People / Faculty

Lecturers

Keiko Yamanaka

Continuing Lecturer

Asian American and Asian Diaspora Studies

Gender & generation, transnational migration in Asia

Keiko_yamanaka_gsp393

Office:

524 Barrows

Contact:

Bio & Research Interests

I grew up in Japan, worked in Tokyo and came to the U. S. as a graduate student. I received my Ph.D. from Cornell University in social demography in 1987. In my dissertation, I pursued labor force participation of Asian American women using the 1980 US Census Data.

I started teaching in UC Berkeley as a lecturer in 1996 in the Asian American Studies of the Ethnic Studies Department. Since then, I have taught courses on Asian American family, gender and generation. In my AAS150, “Gender and Generation in Asian American Family,” students learn how Asian American families evolved throughout history in the face of many forms of exclusion and discrimination against them. Formation of families, the growth of the new generations and the development of sustainable communities are thus a testimony to the firm solidarity and strong wills of Asian immigrants who wish to take deep roots in the U. S.

To understand how the history of Asian American immigration continues today in their personal and family lives, the students in this course conduct research on their family histories based on interviews and literature surveys. Their final papers submitted in the end of the semester are diverse and fascinating accounts of the “extraordinary” life histories of “ordinary” women and men immigrated from various Asian countries. Many of these papers are compiled into a volume titled, Biographies of Asian Immigrant Women and Men in America. By Fall 2019, I have accumulated sixteen volumes of the Biographies—a major trophy of my devotion to the course. They are catalogued and made available for your view in the Ethnic Studies Library (see below photos of the recent two volumes).

In research, I study international migration in Asia, mostly among sub-regions of East, Southeast and South Asia.
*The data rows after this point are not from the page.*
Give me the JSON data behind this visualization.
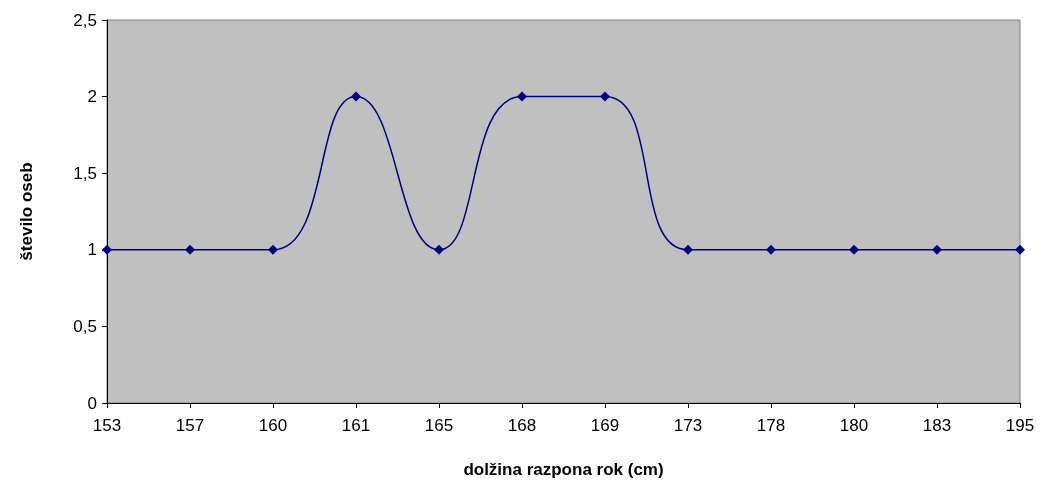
{
  "chart_data": {
    "type": "line",
    "xlabel": "dolžina razpona rok (cm)",
    "ylabel": "število oseb",
    "categories": [
      "153",
      "157",
      "160",
      "161",
      "165",
      "168",
      "169",
      "173",
      "178",
      "180",
      "183",
      "195"
    ],
    "series": [
      {
        "color": "#000080",
        "values": [
          1,
          1,
          1,
          2,
          1,
          2,
          2,
          1,
          1,
          1,
          1,
          1
        ]
      }
    ],
    "ylim": [
      0,
      2.5
    ],
    "yticks": [
      0,
      {
        "value": 0.5,
        "label": "0,5"
      },
      1,
      {
        "value": 1.5,
        "label": "1,5"
      },
      2,
      {
        "value": 2.5,
        "label": "2,5"
      }
    ],
    "grid": false,
    "marker": "diamond",
    "line_style": "solid"
  }
}
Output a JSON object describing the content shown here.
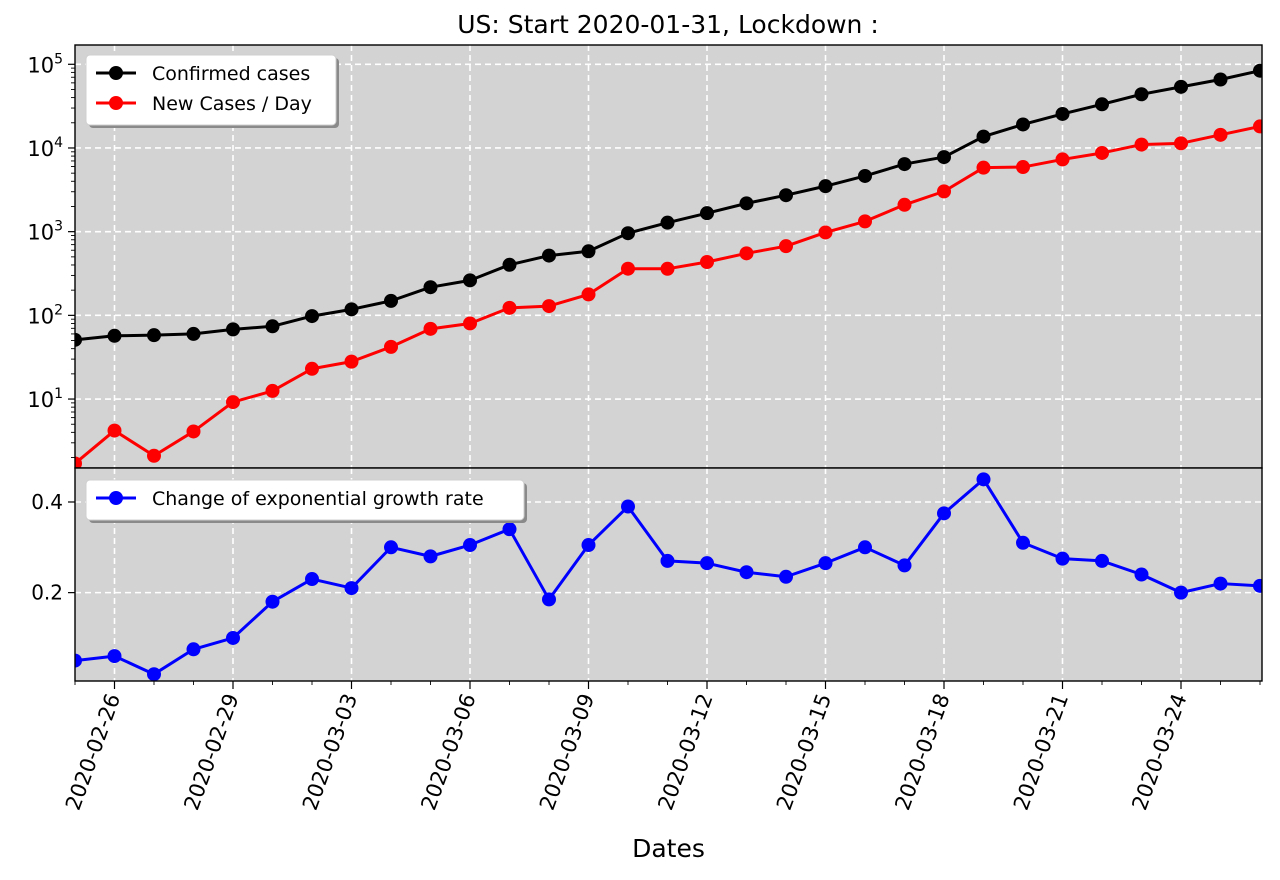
{
  "chart_data": [
    {
      "type": "line",
      "title": "US: Start 2020-01-31, Lockdown :",
      "xlabel": "Dates",
      "ylabel": "",
      "yscale": "log",
      "ylim": [
        1.5,
        170000
      ],
      "grid": true,
      "legend": "top-left",
      "x": [
        "2020-02-25",
        "2020-02-26",
        "2020-02-27",
        "2020-02-28",
        "2020-02-29",
        "2020-03-01",
        "2020-03-02",
        "2020-03-03",
        "2020-03-04",
        "2020-03-05",
        "2020-03-06",
        "2020-03-07",
        "2020-03-08",
        "2020-03-09",
        "2020-03-10",
        "2020-03-11",
        "2020-03-12",
        "2020-03-13",
        "2020-03-14",
        "2020-03-15",
        "2020-03-16",
        "2020-03-17",
        "2020-03-18",
        "2020-03-19",
        "2020-03-20",
        "2020-03-21",
        "2020-03-22",
        "2020-03-23",
        "2020-03-24",
        "2020-03-25",
        "2020-03-26"
      ],
      "y_ticks": [
        {
          "value": 10,
          "base": "10",
          "exp": "1"
        },
        {
          "value": 100,
          "base": "10",
          "exp": "2"
        },
        {
          "value": 1000,
          "base": "10",
          "exp": "3"
        },
        {
          "value": 10000,
          "base": "10",
          "exp": "4"
        },
        {
          "value": 100000,
          "base": "10",
          "exp": "5"
        }
      ],
      "series": [
        {
          "name": "Confirmed cases",
          "color": "#000000",
          "values": [
            51,
            57,
            58,
            60,
            68,
            74,
            98,
            118,
            149,
            217,
            262,
            402,
            518,
            583,
            959,
            1281,
            1663,
            2179,
            2726,
            3499,
            4632,
            6421,
            7786,
            13680,
            19101,
            25493,
            33276,
            43847,
            53740,
            65778,
            83836
          ]
        },
        {
          "name": "New Cases / Day",
          "color": "#ff0000",
          "values": [
            1.7,
            4.2,
            2.1,
            4.1,
            9.2,
            12.5,
            23,
            28,
            42,
            69,
            80,
            123,
            129,
            178,
            361,
            360,
            434,
            551,
            671,
            978,
            1327,
            2094,
            3029,
            5819,
            5916,
            7298,
            8719,
            10981,
            11361,
            14360,
            18093
          ]
        }
      ]
    },
    {
      "type": "line",
      "xlabel": "Dates",
      "ylabel": "",
      "ylim": [
        0.005,
        0.475
      ],
      "grid": true,
      "legend": "top-left",
      "y_ticks": [
        "0.2",
        "0.4"
      ],
      "series": [
        {
          "name": "Change of exponential growth rate",
          "color": "#0000ff",
          "values": [
            0.05,
            0.06,
            0.02,
            0.075,
            0.1,
            0.18,
            0.23,
            0.21,
            0.3,
            0.28,
            0.305,
            0.34,
            0.185,
            0.305,
            0.39,
            0.27,
            0.265,
            0.245,
            0.235,
            0.265,
            0.3,
            0.26,
            0.375,
            0.45,
            0.31,
            0.275,
            0.27,
            0.24,
            0.2,
            0.22,
            0.215
          ]
        }
      ]
    }
  ],
  "x_axis": {
    "tick_labels": [
      "2020-02-26",
      "2020-02-29",
      "2020-03-03",
      "2020-03-06",
      "2020-03-09",
      "2020-03-12",
      "2020-03-15",
      "2020-03-18",
      "2020-03-21",
      "2020-03-24"
    ]
  }
}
Due to uneven economic development among them, more developed but labor-short countries, such as Japan, South Korea, Malaysia, Singapore and Taiwan, “import” labor from the less developed and labor-redundant countries, such as China, Indonesia, Philippines and many other neighbors. Over many years of research in Japan, South Korea, Nepal and the Philippines, I have studied immigration policies and employment conditions for migrants in the Asia’s labor-receiving countries. At the same time, I also documented the slow but steady development of immigrant families and communities in these countries. In my view, the context and process in which such development occurs in Asia are very similar to those that had happened to many groups of Asian immigrants in the U. S.

Therefore, based on my research since 2006 I have developed and taught courses on citizenship, immigration and multiculturalism in Asia in the Asian Studies of the International and Area Studies, now integrated into the Department of Global Studies. In my recent course, GS150Q “Immigration and Multiculturalism in Asia,” students learn how Asia is interconnected through an exchange of labor across different sub-regions and how such seemingly economic interactions among them lead to social and political transformations in both labor-sending and labor-receiving countries. It is a dynamic, historic process unfolding right now in the rapidly developing Asia (see below the photo cover of Window Over the Water: Migration in an East Asian Context, 2015, Berghahn Books, edited by David W. Haines, Keiko Yamanaka, and Shinji Yamashita).